Here are three reasons investors are in celebratory mode.
Profits Are Back in the Black
After reeling in distribution to focus on pushing more full-price merchandise, the New York-based company reported Q4 net income of $41.3 million, or 50 cents per share, compared with a loss of $204 million, or $2.48 per share, last year. In addition to reversing the year-ago loss, on an adjusted basis, Ralph Lauren’s profits were 90 cents per share — handily topping forecasts for diluted earnings per share of 83 cents.
It’s About Quality
Ralph Lauren said its fourth-quarter sales remained flat year over year at $1.52 billion, which was just above analysts’ bets of $1.48 billion. But the firm’s management noted that its “quality of sales, distribution and product” significantly improved in recent months.
Its average unit retail across direct-to-consumer network was up 4 percent for the full year, with growth during every quarter. Meanwhile, discount rates were also down across regions and channels in the fourth quarter and the full year.
The company said it has also cut off unproductive distribution and reduced its presence in off-price and discount stores as it seeks a more premium image.
Upping the Experience Component
“In-store experience” is perhaps retail’s most prominent buzz phrase, given the newly digital environment that has compelled traditional players to do more with their physical locations.

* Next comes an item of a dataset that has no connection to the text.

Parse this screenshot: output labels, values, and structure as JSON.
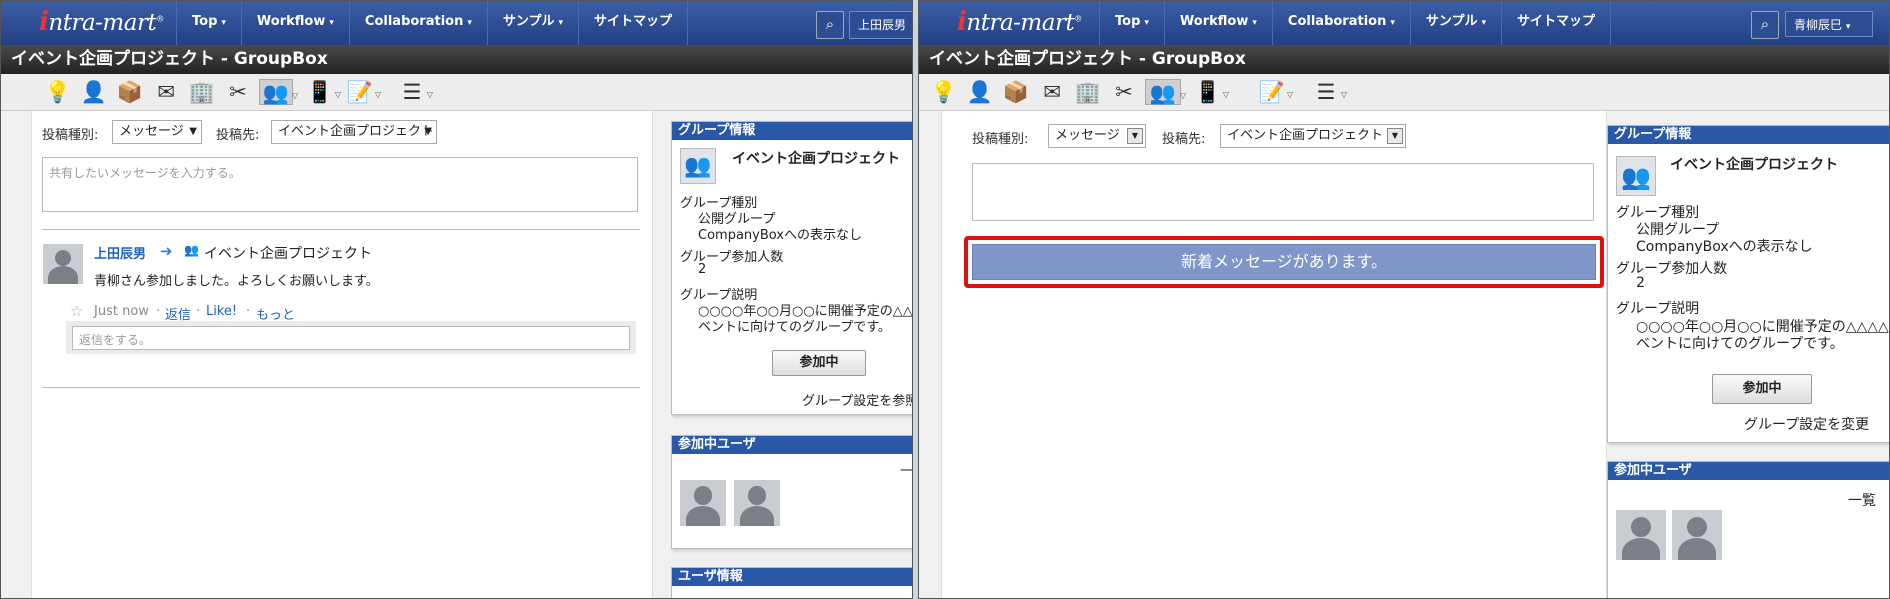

To that end, Ralph Lauren said it has spent the past few months upgrading its store environments as well as evolving its marketing to increase its reach and appeal to new customers.
The firm said its better “assortment discipline and productivity” help send revenue per SKU up 16 percent and gross profit per SKU up 22 percent.
Increased marketing investment of 10 percent, according to the company, also contributed to “significant growth” in digital and social media reach.